Directeur de l’institution pendant presque vingt ans, François Bellec est évidemment un guide de choix parmi les trésors qu’on retrouve dans cet énorme album à l’iconographie somptueuse. « Feuilletant au passage les plus belles pages de l’histoire de la mer », il témoigne d’un compagnonnage affectueux avec les figures du panthéon maritime bleu-blanc-rouge, et les esprits curieux y découvriront maintes histoires passionnantes. Les marins d’État tiennent la plus grande part, avec le renfort de quelques explorateurs, artistes, armateurs – ici les civils sont plutôt en costume ou en blazer qu’en ciré ou en bleu de chauffe…

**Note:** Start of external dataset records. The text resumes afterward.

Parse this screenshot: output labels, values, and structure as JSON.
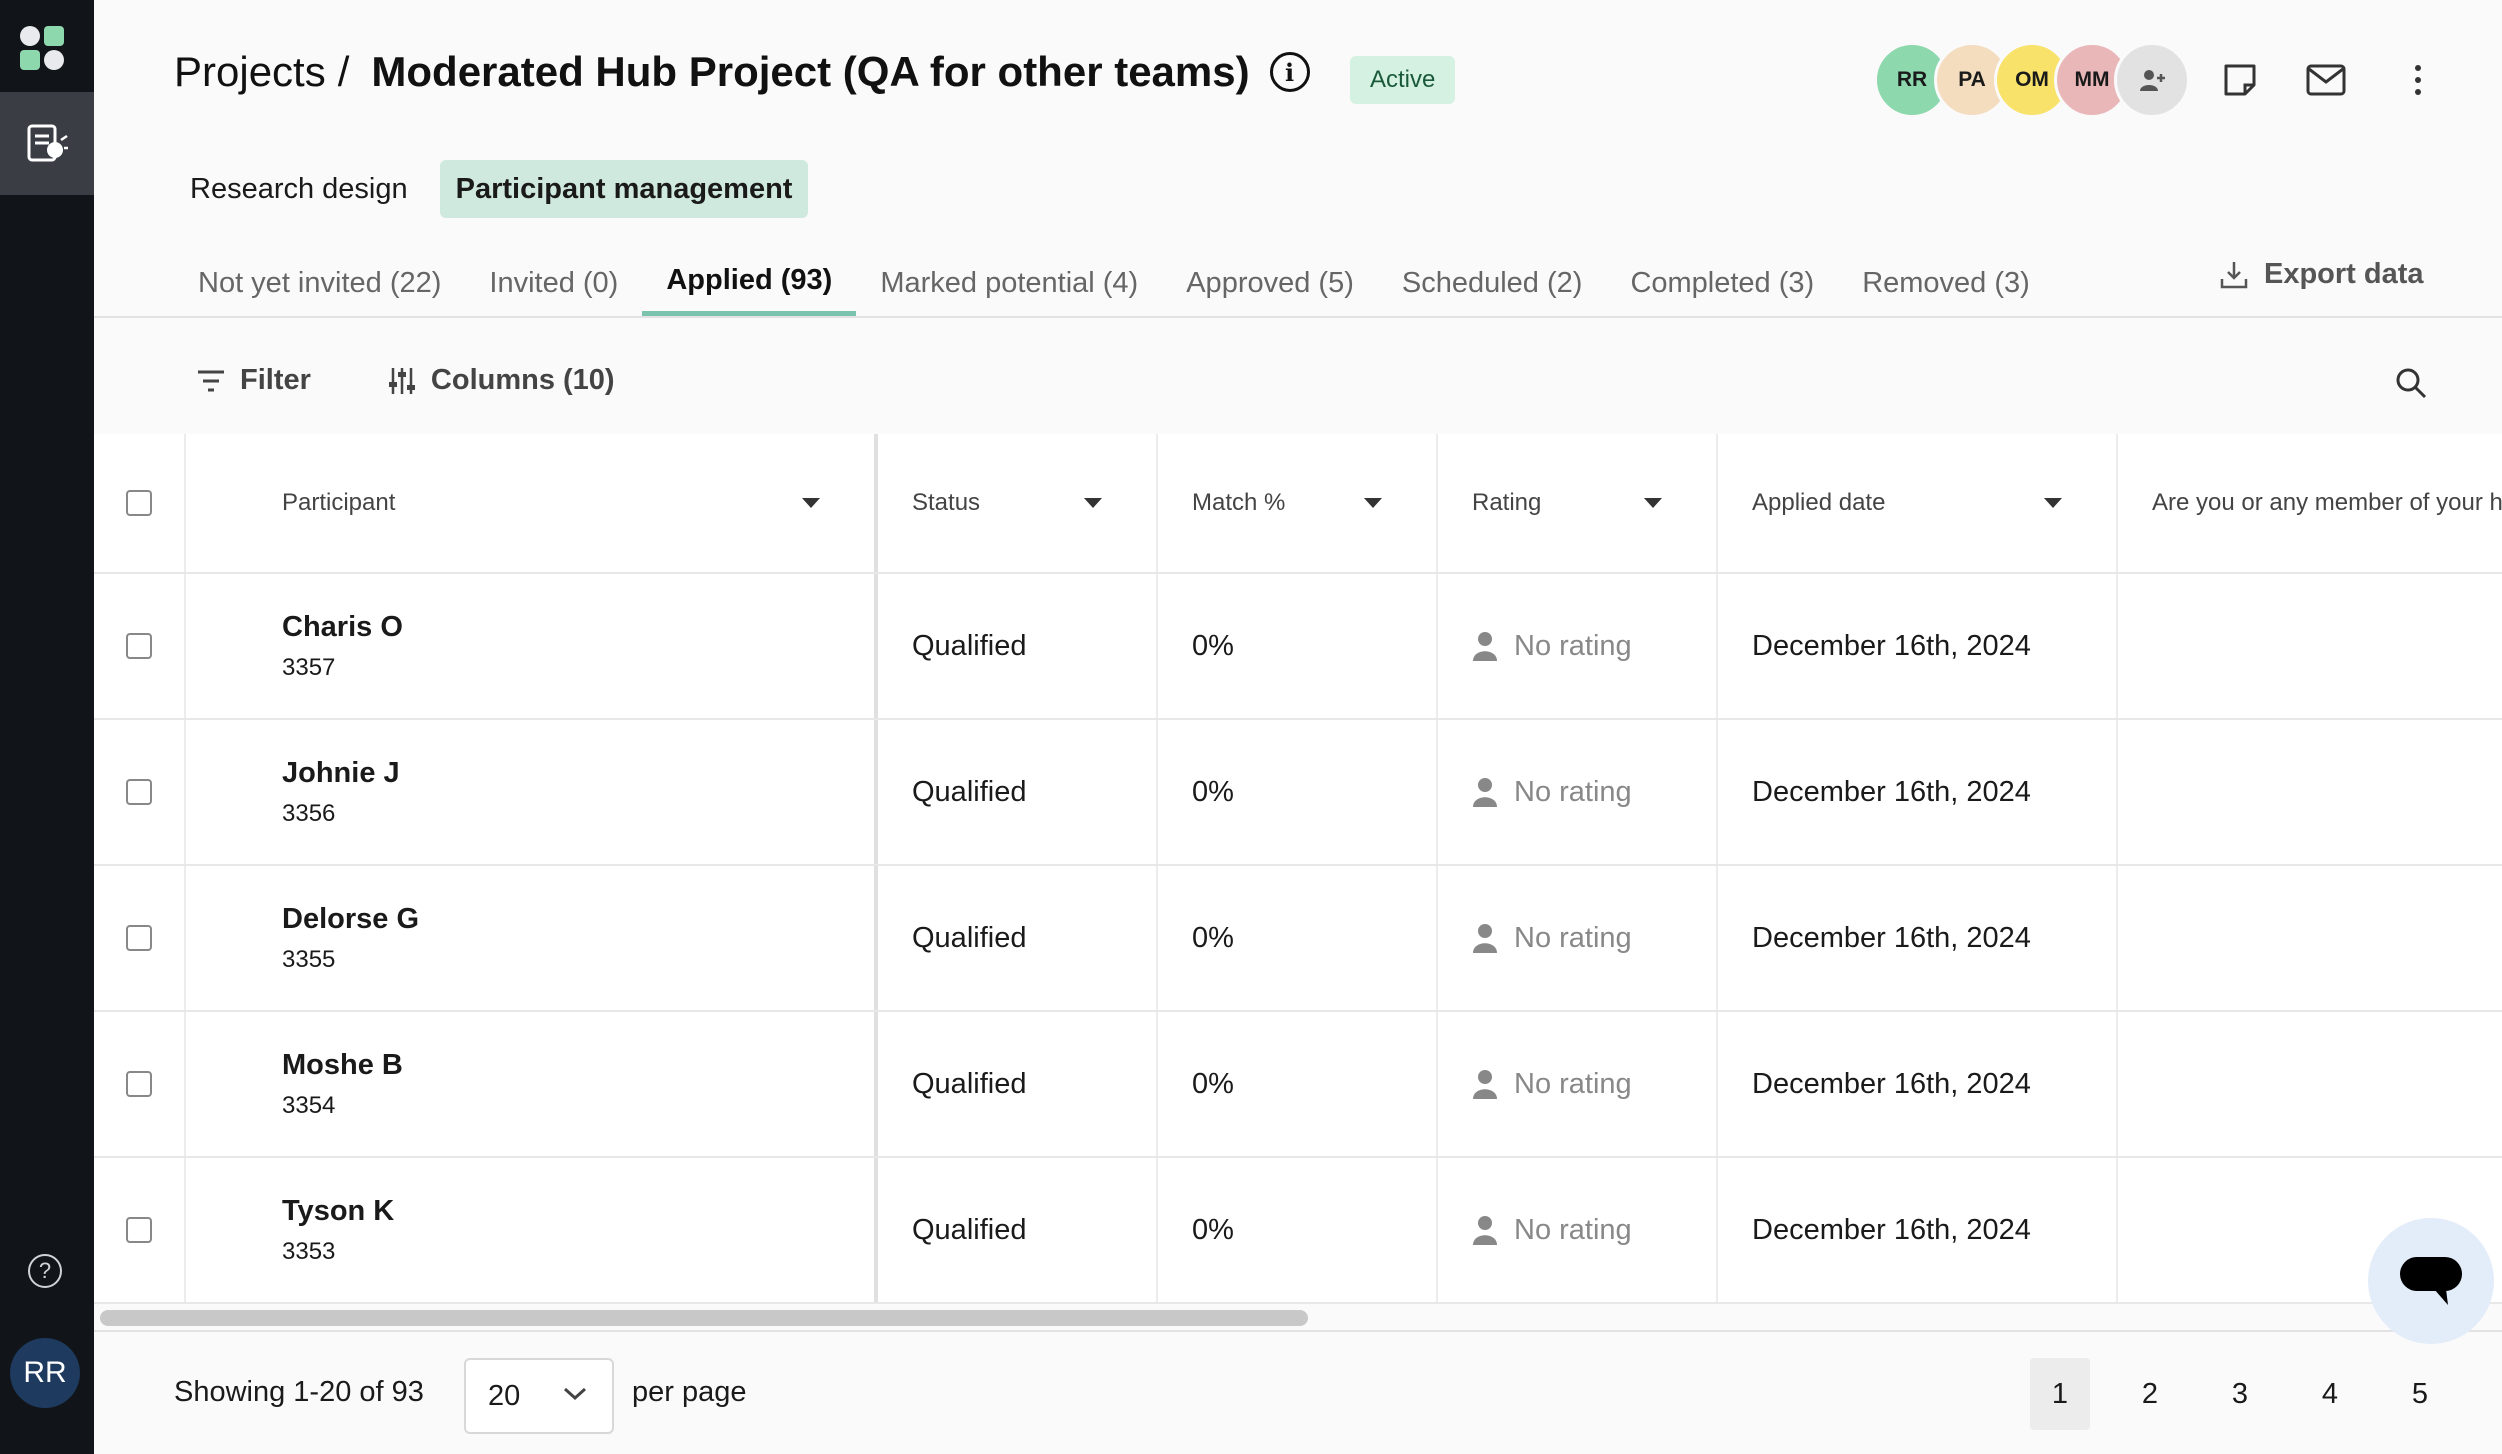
{
  "rail": {
    "user_initials": "RR",
    "help_glyph": "?"
  },
  "header": {
    "breadcrumb_root": "Projects",
    "breadcrumb_sep": "/",
    "project_title": "Moderated Hub Project (QA for other teams)",
    "info_glyph": "i",
    "status_badge": "Active"
  },
  "collaborators": [
    {
      "initials": "RR",
      "color": "#8ed8ae"
    },
    {
      "initials": "PA",
      "color": "#f4dcbf"
    },
    {
      "initials": "OM",
      "color": "#f8e26a"
    },
    {
      "initials": "MM",
      "color": "#eab7b9"
    }
  ],
  "subnav": {
    "research_design": "Research design",
    "participant_management": "Participant management"
  },
  "tabs": [
    "Not yet invited (22)",
    "Invited (0)",
    "Applied (93)",
    "Marked potential (4)",
    "Approved (5)",
    "Scheduled (2)",
    "Completed (3)",
    "Removed (3)"
  ],
  "export_label": "Export data",
  "toolbar": {
    "filter": "Filter",
    "columns": "Columns (10)"
  },
  "columns": {
    "participant": "Participant",
    "status": "Status",
    "match": "Match %",
    "rating": "Rating",
    "applied": "Applied date",
    "question": "Are you or any member of your h..."
  },
  "rows": [
    {
      "name": "Charis O",
      "id": "3357",
      "status": "Qualified",
      "match": "0%",
      "rating": "No rating",
      "applied": "December 16th, 2024"
    },
    {
      "name": "Johnie J",
      "id": "3356",
      "status": "Qualified",
      "match": "0%",
      "rating": "No rating",
      "applied": "December 16th, 2024"
    },
    {
      "name": "Delorse G",
      "id": "3355",
      "status": "Qualified",
      "match": "0%",
      "rating": "No rating",
      "applied": "December 16th, 2024"
    },
    {
      "name": "Moshe B",
      "id": "3354",
      "status": "Qualified",
      "match": "0%",
      "rating": "No rating",
      "applied": "December 16th, 2024"
    },
    {
      "name": "Tyson K",
      "id": "3353",
      "status": "Qualified",
      "match": "0%",
      "rating": "No rating",
      "applied": "December 16th, 2024"
    }
  ],
  "footer": {
    "showing": "Showing 1-20 of 93",
    "per_page_value": "20",
    "per_page_label": "per page",
    "pages": [
      "1",
      "2",
      "3",
      "4",
      "5"
    ]
  }
}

C’est une tare ancienne, congénitale, de ce cher musée. À l’heure de sa refonte, aura-t-il, comme M. Bellec, zappé son aggiornamento ? Il est à craindre que les arbres plus ou moins galonnés y cachent toujours la forêt – le peuple des pêcheurs, des matelots, des ouvrières de la marée ou des filetteries, des dockers… On aurait pu espérer voir une si belle plume, maniée par un esprit de si haute volée, apporter une vision plus large, qui renouvelle le sempiternel récit national gaulois. Quitte, puisque c’est notre histoire, notre culture aussi, à en examiner les nuances sans en occulter la part d’ombre ? Mais non, mieux vaut oublier. « Oublier Trafalgar », c’est carrément le titre d’un chapitre où ce massacre est présenté comme une vulgaire partie de rugby – pas très équitable. Oublier, donc, la folie meurtrière des chefs de guerre (ou s’en délecter à la rigueur, célébrant les « désastres héroïques » (sic), façon Napoléon envoyant Villeneuve au massacre devant Cadix : « C’est l’honneur que je veux qu’on conserve, et non quelques morceaux de bois et quelques hommes »…) et quand on célèbre la puissance maritime française, faire carrément, comme ce joli album, l’impasse sur les détails gênants – le colonialisme, l’esclavage, par exemple. Oublier, ça fait aussi plus net quand il s’agit de jouer les brochures publicitaires pour l’industrie de l’armement nationale… Rendez-vous au chapitre X pour six pages d’« éloge de la frégate furtive » (re-sic !), fleuron de l’industrie navale française dont les armements, dans sa version « export », sont exposés en détail au chaland.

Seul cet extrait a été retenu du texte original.